Belgique - Musée

À Bruxelles, des visites au musée sur ordonnance

Par Gilles Bechet, correspondant en Belgique · Le Journal des Arts

Le 12 juillet 2024 - 674 mots

Des structures médicales s’associent à des musées pour y convier gratuitement les patients.

Jacques-Louis David, Mars désarmé par Vénus, tableau conservé dans les Musées Royaux des Beaux Arts de Belgique. © Ville de Bruxelles.
Jacques-Louis David (1748-1825), Mars désarmé par Vénus, tableau conservé dans les Musées Royaux des Beaux-Arts de Belgique.
© Ville de Bruxelles

Bruxelles. « Quand on est en contact avec la beauté, on libère de la dopamine qui est la même molécule qui se libère avec la consommation d’alcool ou de drogue. Le contact avec l’art et la culture contribue au bien-être comme un auto-médicament », explique la Dr Catherine Hanak, cheffe de clinique en psychiatrie au centre hospitalier universitaire (CHU) Brugmann et coordinatrice médicale du projet de prescriptions muséales lancé par la Ville de Bruxelles.

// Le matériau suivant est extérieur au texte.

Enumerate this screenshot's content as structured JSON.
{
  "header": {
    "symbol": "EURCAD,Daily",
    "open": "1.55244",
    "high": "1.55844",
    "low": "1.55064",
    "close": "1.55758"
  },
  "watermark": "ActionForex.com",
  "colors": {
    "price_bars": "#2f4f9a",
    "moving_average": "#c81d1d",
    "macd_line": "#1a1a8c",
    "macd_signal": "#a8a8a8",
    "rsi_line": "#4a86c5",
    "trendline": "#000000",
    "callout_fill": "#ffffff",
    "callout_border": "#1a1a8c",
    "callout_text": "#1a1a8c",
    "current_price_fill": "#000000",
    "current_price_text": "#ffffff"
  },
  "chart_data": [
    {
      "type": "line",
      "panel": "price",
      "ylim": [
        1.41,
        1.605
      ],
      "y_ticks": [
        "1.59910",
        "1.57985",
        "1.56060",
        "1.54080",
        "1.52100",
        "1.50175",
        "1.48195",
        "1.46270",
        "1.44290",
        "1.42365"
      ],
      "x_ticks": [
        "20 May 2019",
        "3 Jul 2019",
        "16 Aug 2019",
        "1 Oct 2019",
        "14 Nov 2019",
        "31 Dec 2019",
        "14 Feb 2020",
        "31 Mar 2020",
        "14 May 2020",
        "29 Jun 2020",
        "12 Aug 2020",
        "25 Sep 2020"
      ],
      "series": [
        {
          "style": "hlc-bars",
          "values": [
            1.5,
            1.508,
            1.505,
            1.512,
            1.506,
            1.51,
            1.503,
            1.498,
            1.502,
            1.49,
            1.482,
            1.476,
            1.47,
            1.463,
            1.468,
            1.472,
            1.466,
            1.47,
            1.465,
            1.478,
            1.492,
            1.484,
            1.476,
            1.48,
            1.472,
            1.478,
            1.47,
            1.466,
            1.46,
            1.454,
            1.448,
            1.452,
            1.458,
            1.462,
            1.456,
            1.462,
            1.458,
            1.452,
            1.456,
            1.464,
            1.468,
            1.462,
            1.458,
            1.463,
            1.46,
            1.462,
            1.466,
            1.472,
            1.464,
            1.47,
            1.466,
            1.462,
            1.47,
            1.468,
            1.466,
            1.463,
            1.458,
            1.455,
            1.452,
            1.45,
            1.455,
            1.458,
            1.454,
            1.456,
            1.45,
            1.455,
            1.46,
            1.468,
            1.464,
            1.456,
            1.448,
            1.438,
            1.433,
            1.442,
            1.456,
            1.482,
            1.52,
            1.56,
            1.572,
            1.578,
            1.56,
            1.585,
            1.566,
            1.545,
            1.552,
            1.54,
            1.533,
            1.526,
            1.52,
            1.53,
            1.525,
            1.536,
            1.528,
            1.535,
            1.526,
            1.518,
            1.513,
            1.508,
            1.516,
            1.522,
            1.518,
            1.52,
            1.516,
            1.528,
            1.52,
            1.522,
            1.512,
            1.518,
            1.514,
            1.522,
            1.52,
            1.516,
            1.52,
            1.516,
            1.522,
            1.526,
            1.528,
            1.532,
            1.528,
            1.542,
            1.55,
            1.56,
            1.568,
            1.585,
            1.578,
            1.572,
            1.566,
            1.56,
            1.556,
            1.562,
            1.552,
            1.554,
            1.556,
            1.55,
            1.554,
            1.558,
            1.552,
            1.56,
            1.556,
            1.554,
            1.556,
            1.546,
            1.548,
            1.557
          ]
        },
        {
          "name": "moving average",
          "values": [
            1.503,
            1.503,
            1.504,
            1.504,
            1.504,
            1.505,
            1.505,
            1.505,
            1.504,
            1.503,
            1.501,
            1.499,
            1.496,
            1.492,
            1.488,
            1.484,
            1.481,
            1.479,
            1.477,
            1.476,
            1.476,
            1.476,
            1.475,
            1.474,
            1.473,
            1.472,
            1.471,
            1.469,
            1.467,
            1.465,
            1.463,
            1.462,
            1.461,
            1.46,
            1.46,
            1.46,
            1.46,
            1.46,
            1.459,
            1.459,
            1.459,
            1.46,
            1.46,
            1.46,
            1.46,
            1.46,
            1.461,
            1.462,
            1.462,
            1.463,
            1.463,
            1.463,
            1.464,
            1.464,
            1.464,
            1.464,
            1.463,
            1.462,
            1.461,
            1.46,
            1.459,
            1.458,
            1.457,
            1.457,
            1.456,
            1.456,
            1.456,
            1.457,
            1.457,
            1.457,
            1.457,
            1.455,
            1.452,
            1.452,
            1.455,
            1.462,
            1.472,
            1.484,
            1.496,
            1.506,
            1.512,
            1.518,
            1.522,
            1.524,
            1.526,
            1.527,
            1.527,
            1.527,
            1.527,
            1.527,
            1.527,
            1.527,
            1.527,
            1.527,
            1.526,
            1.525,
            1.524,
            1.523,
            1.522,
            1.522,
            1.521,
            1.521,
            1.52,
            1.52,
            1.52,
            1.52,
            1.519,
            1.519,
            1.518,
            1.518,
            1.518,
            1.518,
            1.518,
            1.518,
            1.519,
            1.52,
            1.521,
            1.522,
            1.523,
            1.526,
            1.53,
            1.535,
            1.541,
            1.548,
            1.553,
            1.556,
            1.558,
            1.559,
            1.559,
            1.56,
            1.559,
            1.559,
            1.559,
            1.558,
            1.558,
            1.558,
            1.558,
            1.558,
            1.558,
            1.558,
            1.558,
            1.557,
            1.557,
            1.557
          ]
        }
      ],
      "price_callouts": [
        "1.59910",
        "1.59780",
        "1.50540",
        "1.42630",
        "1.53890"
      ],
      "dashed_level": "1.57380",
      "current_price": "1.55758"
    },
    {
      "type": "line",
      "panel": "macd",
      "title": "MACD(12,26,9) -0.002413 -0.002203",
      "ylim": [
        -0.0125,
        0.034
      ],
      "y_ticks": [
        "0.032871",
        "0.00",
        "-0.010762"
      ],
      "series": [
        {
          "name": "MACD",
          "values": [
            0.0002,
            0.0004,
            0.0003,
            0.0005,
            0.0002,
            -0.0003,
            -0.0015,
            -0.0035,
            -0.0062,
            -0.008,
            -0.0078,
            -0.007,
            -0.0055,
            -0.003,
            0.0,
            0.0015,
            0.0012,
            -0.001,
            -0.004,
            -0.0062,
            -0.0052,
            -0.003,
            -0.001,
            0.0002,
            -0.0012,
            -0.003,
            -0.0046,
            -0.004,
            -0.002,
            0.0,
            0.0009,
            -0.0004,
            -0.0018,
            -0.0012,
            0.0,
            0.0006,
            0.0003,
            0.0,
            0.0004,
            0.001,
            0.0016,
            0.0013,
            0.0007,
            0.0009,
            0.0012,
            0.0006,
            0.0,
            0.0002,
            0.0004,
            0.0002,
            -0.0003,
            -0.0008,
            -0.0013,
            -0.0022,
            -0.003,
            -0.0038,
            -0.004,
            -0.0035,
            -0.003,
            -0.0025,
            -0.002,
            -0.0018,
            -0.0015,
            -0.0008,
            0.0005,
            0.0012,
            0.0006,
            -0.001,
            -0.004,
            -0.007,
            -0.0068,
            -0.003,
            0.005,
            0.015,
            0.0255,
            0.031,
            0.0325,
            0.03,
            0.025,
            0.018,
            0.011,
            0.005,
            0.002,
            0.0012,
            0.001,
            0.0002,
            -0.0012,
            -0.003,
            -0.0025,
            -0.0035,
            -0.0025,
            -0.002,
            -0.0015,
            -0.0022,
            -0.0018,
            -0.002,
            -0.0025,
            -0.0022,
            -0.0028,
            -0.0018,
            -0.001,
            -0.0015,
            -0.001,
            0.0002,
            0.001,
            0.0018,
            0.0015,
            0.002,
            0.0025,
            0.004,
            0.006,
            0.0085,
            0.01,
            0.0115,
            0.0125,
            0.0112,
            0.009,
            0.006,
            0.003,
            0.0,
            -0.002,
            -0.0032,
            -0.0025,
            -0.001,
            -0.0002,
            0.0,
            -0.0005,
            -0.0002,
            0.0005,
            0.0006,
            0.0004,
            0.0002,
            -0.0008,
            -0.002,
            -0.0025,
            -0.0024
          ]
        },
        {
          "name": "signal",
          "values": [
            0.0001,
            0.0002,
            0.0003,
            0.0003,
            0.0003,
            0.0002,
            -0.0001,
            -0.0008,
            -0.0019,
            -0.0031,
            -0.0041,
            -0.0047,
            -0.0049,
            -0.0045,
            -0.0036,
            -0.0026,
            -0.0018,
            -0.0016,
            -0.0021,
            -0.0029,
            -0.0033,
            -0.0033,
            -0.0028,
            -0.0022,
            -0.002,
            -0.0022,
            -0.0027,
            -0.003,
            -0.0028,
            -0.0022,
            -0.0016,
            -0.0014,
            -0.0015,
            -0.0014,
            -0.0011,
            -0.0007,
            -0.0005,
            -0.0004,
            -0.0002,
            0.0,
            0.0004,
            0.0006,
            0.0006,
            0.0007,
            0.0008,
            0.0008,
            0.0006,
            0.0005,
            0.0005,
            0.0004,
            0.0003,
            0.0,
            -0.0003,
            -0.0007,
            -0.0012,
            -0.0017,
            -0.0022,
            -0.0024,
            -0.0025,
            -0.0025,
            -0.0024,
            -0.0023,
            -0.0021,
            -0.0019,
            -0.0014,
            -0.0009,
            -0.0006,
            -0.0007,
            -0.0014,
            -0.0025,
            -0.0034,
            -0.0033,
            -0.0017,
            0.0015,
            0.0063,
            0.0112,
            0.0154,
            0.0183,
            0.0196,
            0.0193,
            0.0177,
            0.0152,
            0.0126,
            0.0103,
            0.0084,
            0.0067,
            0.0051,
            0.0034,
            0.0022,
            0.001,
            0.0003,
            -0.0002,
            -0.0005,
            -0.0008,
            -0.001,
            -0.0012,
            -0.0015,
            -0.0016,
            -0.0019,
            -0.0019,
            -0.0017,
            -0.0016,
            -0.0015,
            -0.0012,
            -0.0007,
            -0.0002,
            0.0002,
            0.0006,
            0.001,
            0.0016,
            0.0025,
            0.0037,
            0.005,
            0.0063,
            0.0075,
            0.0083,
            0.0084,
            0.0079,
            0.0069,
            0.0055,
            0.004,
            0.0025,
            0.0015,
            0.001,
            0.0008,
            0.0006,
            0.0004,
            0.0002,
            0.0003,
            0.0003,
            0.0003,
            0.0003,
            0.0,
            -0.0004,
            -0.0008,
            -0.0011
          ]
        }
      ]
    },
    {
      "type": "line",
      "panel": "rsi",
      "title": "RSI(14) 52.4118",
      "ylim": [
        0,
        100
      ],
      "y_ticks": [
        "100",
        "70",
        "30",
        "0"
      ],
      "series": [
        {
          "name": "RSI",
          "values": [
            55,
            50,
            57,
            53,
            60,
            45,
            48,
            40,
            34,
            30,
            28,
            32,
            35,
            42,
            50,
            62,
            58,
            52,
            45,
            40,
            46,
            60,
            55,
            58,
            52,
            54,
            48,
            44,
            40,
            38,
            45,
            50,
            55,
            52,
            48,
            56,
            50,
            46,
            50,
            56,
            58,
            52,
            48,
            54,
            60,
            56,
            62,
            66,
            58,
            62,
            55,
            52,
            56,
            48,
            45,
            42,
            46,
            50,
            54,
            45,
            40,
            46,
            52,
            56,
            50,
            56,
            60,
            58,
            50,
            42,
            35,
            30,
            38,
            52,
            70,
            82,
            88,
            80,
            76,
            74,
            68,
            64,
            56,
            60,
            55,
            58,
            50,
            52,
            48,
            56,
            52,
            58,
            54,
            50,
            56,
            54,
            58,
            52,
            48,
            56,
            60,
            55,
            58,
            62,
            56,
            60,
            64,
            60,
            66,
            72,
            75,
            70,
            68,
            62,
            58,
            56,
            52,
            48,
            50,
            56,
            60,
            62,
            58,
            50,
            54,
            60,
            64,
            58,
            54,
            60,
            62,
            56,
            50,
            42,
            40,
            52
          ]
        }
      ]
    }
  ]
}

Cela fait des années que l’Organisation mondiale de la santé (OMS) est convaincue du lien bénéfique entre l’art, pratiqué de manière active mais aussi passive, et la santé comme en témoignent des centaines d’études et de nombreux rapports. Inspirée par un projet mené par le Musée des beaux-arts de Montréal et l’Association des médecins francophones du Canada, l’échevine [adjointe au maire] de la culture, Delphine Houba, décide de l’appliquer à Bruxelles. En février 2021, le CHU Brugmann et cinq musées de la ville se lancent dans un projet pilote de visites gratuites sur prescription médicale.

Le principe est simple. Dans le cadre d’un suivi thérapeutique, le soignant encourage la visite et le choix d’un musée par son patient. La diversité de l’offre culturelle permet de convenir à différents profils et intérêts puisqu’on trouve, dans cette phase pilote, l’art et l’histoire avec la Maison du Roi, le folklore avec la GardeRobe MannekenPis, les arts décoratifs avec le Musée de la mode et de la dentelle, l’art contemporain avec la Centrale for contemporary art et enfin, la science et l’insolite avec le Musée des égouts. Le patient s’y rend seul ou accompagné d’un proche. Une fois sa prescription présentée à l’accueil, il peut visiter le musée gratuitement. « On ne propose pas cette activité aux patients dans une phase aiguë de leurs difficultés. C’est un adjuvant pour les personnes en état de revalidation, pour les aider à maintenir les bénéfices acquis et les encourager à sortir de chez elles », précise la Dr Hanak.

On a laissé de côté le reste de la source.